Continuation of the front page (56) Reference JP-A-2-85659 (JP, A) JP-A-63-161393 (JP, A) JP-A-63-34466 (JP, A) JP-A-62-175588 (JP , A) (58) Fields investigated (Int.Cl. ⁷ , DB name) F25B 39/04 F25B 39/00

Claims (2)

(57) [Claims] 1. A stack of a plurality of tubes, a pair of headers joined to both ends of the tubes, a separator disposed in the header and dividing the tubes into a plurality of tube groups, HFC-a high-temperature and high-pressure gas inside the tube group
134a refrigerant flows, this high-temperature high-pressure gaseous refrigerant changes its flow direction in the header, and the number of times the refrigerant changes its flow direction in the header is N (integer), and between the pair of headers. When the distance is W (unit m), the condensation distance L (unit m) of the refrigerant is represented by L = (N + 1) W, and the condensation distance L (unit m) is the conduit area of the tube.
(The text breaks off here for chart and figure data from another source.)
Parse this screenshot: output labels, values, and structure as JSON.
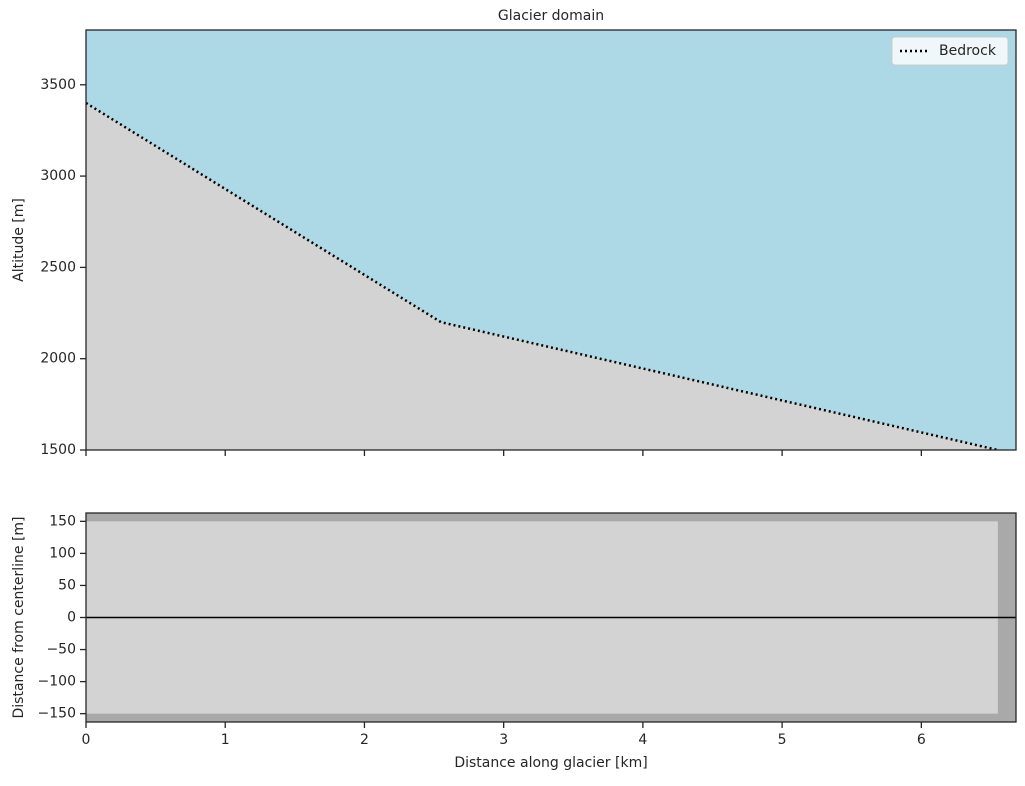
{
  "chart_data": [
    {
      "type": "line",
      "title": "Glacier domain",
      "ylabel": "Altitude [m]",
      "series": [
        {
          "name": "Bedrock",
          "color": "#000000",
          "x": [
            0,
            2.55,
            6.55
          ],
          "values": [
            3400,
            2200,
            1500
          ]
        }
      ],
      "below_color": "#d3d3d3",
      "above_color": "#add8e6",
      "xlim": [
        0,
        6.68
      ],
      "xticks": [
        0,
        1,
        2,
        3,
        4,
        5,
        6
      ],
      "show_xtick_labels": false,
      "ylim": [
        1500,
        3800
      ],
      "yticks": [
        1500,
        2000,
        2500,
        3000,
        3500
      ],
      "legend": "upper right"
    },
    {
      "type": "outline",
      "xlabel": "Distance along glacier [km]",
      "ylabel": "Distance from centerline [m]",
      "outline": {
        "x": [
          0,
          6.55
        ],
        "y": [
          -150,
          150
        ],
        "color": "#d3d3d3"
      },
      "background": "#a9a9a9",
      "centerline": 0,
      "xlim": [
        0,
        6.68
      ],
      "xticks": [
        0,
        1,
        2,
        3,
        4,
        5,
        6
      ],
      "show_xtick_labels": true,
      "ylim": [
        -163,
        163
      ],
      "yticks": [
        {
          "value": -150,
          "label": "−150"
        },
        {
          "value": -100,
          "label": "−100"
        },
        {
          "value": -50,
          "label": "−50"
        },
        0,
        50,
        100,
        150
      ]
    }
  ]
}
In the range of 0.60 <de <1.15 , L = 0.4 + 1.18de to 0.7 + 1.18de when the equivalent diameter in the tube corresponding to is de (unit: mm). Refrigerant condenser for automotive air conditioners. 2. A plurality of stacked tubes, a pair of headers joined to both ends of the tubes, and a plurality of tubes arranged inside the headers.
And a separator for dividing the blanking group, HFC-1 of the tube group has high temperature and high pressure gaseous
34a refrigerant flows, and this high-temperature and high-pressure gaseous refrigerant is
Redirecting its flow in a header, said refrigerant redirecting its flow in said header
Let N be an integer and the distance between the pair of headers
When W (unit: m), the refrigerant condensation distance L (unit:
m) is represented by L = (N + 1) W, and this condensation distance L (unit: m) is the conduit area of the tube.
If the equivalent diameter in the tube corresponding to is de (unit: mm)
In the range of 0.1 <de <0.6, L = 0.187 + 1.56de to 0.05 + 2.5d
e (however, L <= 1) , The refrigerant condenser characterized by the above-mentioned.